There’s method acting and then there’s method writing.  A. J. Jacobs, editor-at-large of Esquire, strictly practices the latter while crafting pieces for both the magazine and his New York Times bestselling books.

From spending a year abiding by the laws of the Bible to reading every entry in the Encyclopedia Britannica, Jacobs has done it all for the sake of the story. He visited MTV as part of its author speaker series, to talk about his most recent venture and the life lessons gleaned from these projects.

This talk was a reunion of sorts—Jacobs had once been a writer for MTV’s Celebrity Deathmatch and studied abroad with MTV President Stephen Friedman in Spain during college.

Jacobs’ new book, Drop Dead Healthy: One Man’s Humble Quest for Bodily Perfection, is his latest foray into experiential writing, chronicling his attempt to try every dietary and fitness regimen out there to become the “healthiest man in the world.”

“As a writer, I like to immerse myself in my topics. I like to dive in and almost become a human guinea pig,” he said. This complete immersion into these areas has enabled Jacobs to emerge with a set of powerful observations on each of them.

He started by discussing the trends he saw after reading the encyclopedia from A to Z, interestingly enough echoing the same message espoused by LinkedIn founder Reid Hoffman during his visit to MTV a few months ago. Recalling the story of the Romans who fought incredibly well on land and had to adapt to naval warfare, Jacobs noted, “Over and over, throughout history, you have to adapt or die.”

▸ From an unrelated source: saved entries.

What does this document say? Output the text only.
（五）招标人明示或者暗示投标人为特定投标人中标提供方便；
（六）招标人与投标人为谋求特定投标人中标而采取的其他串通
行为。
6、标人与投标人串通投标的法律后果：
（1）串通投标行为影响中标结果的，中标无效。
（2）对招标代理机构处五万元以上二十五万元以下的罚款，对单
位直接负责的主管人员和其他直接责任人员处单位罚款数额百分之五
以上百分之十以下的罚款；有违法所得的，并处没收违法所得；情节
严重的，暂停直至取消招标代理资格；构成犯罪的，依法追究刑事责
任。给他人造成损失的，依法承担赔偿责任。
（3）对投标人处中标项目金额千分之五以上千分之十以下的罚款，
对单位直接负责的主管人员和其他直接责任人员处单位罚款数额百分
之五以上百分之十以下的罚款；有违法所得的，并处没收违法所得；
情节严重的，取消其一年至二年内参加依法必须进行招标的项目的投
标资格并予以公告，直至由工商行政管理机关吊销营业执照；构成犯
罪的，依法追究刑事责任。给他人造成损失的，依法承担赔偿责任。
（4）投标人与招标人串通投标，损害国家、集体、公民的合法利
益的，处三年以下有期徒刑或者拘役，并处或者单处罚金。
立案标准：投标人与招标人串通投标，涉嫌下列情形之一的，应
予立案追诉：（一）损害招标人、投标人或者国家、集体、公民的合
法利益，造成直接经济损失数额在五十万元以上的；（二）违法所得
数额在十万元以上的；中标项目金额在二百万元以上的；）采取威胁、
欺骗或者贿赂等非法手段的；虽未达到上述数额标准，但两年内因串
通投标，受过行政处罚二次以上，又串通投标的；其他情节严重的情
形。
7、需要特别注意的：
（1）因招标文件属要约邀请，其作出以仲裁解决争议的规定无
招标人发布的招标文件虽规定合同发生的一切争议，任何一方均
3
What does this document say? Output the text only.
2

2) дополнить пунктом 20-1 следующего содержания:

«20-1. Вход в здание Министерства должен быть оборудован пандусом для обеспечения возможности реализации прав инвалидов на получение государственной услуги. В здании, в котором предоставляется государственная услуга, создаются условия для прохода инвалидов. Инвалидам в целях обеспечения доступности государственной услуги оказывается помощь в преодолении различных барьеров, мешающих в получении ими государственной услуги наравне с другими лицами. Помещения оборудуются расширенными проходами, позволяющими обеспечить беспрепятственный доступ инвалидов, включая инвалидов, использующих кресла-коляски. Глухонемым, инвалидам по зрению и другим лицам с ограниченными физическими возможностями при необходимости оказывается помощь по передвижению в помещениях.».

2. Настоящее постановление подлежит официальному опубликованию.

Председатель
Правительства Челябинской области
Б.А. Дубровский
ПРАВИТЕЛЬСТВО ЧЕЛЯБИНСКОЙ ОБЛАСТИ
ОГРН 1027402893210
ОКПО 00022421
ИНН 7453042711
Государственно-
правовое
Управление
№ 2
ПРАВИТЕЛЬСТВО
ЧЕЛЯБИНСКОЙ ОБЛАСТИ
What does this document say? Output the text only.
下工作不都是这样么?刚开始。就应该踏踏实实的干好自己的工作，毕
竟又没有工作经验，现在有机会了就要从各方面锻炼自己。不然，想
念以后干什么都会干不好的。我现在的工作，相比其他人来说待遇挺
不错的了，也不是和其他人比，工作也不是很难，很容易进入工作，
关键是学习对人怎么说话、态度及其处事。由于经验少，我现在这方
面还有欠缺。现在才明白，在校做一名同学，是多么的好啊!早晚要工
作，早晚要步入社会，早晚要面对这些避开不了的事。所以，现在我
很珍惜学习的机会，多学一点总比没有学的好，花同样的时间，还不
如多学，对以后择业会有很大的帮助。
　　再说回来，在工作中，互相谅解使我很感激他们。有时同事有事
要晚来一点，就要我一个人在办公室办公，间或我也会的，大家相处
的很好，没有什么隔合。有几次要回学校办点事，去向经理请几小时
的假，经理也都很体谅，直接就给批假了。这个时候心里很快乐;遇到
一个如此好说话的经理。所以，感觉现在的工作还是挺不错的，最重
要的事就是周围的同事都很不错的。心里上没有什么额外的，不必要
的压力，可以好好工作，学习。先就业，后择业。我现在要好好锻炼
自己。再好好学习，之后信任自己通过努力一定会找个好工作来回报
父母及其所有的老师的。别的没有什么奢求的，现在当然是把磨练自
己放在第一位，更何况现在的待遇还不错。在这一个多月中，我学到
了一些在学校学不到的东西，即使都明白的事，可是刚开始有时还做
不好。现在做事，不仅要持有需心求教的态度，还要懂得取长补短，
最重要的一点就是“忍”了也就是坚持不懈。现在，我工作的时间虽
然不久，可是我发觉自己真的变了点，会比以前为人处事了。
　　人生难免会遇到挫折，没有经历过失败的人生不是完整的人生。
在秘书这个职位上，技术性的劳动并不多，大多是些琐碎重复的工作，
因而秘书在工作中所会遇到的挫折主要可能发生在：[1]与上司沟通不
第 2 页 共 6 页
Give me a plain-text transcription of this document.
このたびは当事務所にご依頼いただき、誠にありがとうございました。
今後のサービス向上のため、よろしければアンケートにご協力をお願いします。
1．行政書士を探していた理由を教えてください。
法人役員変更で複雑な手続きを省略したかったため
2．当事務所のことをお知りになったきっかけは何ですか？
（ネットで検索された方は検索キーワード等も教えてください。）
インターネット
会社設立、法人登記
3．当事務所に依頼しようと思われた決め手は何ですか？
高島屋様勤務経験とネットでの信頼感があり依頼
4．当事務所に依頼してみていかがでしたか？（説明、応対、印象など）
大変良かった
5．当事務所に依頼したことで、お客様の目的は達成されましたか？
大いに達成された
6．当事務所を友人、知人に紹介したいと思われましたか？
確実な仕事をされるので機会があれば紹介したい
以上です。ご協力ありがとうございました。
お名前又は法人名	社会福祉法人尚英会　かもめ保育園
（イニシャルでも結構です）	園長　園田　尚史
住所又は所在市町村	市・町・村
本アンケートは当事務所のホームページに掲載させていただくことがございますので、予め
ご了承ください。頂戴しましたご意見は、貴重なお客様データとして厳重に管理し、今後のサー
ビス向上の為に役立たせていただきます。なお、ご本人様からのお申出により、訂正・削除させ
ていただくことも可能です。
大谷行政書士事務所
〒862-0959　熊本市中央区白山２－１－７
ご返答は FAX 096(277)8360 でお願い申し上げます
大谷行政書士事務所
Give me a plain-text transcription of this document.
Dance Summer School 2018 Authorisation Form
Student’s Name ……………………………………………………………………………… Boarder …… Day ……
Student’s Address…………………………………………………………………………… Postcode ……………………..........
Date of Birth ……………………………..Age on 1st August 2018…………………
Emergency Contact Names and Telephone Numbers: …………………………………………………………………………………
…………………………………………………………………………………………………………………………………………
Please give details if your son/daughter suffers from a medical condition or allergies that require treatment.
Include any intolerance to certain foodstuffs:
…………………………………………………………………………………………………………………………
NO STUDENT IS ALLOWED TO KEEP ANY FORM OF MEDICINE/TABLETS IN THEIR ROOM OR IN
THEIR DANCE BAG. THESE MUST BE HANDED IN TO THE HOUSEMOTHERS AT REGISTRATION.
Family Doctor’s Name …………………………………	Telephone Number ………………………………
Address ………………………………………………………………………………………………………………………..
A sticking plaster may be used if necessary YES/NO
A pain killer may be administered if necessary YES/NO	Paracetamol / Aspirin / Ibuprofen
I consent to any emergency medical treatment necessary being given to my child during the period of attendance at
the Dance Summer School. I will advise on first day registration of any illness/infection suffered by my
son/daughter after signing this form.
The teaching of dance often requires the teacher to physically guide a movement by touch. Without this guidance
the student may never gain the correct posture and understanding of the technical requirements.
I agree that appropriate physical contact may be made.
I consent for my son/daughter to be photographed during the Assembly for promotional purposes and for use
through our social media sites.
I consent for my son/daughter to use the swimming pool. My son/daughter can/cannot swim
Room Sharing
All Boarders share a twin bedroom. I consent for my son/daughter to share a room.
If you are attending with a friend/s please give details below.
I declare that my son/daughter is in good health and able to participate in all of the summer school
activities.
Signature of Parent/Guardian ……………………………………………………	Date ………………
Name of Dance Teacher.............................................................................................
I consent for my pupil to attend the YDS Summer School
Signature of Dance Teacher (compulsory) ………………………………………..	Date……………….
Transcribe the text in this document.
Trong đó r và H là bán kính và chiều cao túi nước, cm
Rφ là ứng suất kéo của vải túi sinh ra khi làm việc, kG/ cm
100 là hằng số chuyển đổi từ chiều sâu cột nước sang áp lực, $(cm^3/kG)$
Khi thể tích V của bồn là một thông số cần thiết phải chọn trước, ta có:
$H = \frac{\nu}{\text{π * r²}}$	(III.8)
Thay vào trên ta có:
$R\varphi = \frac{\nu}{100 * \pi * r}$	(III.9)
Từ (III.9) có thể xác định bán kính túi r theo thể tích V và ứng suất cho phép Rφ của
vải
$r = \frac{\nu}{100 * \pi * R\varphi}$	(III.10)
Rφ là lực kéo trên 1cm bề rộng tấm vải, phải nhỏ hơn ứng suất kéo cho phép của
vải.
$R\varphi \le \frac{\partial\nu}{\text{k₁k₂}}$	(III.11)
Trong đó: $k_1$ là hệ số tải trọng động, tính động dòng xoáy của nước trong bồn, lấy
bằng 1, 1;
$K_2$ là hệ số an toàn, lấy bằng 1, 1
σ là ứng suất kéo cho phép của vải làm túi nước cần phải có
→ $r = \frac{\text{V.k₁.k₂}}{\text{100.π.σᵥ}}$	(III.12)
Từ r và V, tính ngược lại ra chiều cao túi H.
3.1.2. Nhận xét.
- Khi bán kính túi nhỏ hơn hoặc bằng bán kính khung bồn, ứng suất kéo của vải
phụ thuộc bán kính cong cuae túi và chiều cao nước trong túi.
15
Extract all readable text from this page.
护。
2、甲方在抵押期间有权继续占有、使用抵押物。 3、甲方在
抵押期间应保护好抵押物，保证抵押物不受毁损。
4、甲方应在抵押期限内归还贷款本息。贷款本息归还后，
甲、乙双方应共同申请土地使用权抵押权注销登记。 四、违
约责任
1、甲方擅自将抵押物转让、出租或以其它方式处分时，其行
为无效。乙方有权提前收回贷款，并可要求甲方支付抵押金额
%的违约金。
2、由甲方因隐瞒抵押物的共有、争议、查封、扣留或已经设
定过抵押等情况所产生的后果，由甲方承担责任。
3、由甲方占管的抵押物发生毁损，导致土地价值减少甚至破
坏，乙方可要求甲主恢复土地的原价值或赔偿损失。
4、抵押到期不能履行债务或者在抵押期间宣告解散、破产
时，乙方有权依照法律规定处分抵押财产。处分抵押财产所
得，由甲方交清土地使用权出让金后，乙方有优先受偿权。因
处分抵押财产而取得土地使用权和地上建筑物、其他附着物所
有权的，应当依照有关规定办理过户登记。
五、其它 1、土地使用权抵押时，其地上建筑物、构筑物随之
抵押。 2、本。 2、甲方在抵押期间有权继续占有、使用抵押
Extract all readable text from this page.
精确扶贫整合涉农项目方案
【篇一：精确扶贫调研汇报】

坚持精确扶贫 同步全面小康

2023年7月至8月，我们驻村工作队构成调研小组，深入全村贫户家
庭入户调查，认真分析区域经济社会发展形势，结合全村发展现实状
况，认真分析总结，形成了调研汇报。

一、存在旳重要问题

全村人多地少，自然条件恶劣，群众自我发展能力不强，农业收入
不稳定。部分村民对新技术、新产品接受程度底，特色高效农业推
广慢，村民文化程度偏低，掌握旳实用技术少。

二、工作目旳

He applied this concept to developing fresh strategies in business and life, “Keep a little of the old and a little of the new,” said Jacobs, “and you come up with a brilliant idea.”

His endeavor to living by the laws of the Bible was sparked by a childhood devoid of religion and a need to satisfy his curiosity about spirituality. After doing everything including stoning an adulterer (with pebbles) and avoiding poly-cotton blends (the Bible bans mixed-fiber clothing), he developed his own view of this ancient text.

“There’s some wonderful stuff in the Bible and there’s some stuff that’s totally archaic,” he said, lauding the merits of practicing “cafeteria religion” in which people pick-and-choose which tenets to follow, similar to how they might select food in a cafeteria. “It’s adapt to survive.”

“I had done the mind, I had done the spirit, so I figured I had to finish off the trinity by doing the body,” he joked about the inspiration behind his new book. For him, the goal of being healthy for this project became a full-time job, dictating his entire schedule. Whether it was a raw food diet, juice cleanse, or the need to apply a “shot-glass” size amount of sunscreen every two hours, Jacobs spent two years working on toning his “skinny-fat” self.

His conclusions from this experience seemed painfully relevant to much of the audience who were listening to this talk amidst a busy workday, “Avoid the sedentary life,” he said, “the research I found on sitting is quite alarming—sitting is the new smoking… any time you can get up from your desk, walk around for a minute.”

Now a guru on history and random facts, the Bible, and living life to its healthiest, Jacobs did provide some reassuring commentary for those who spend a great deal of time in the office, “If you enjoy your work, then it’s not unhealthy to work a lot,” he said, “If you’re doing what you enjoy that’s going to lengthen your life.”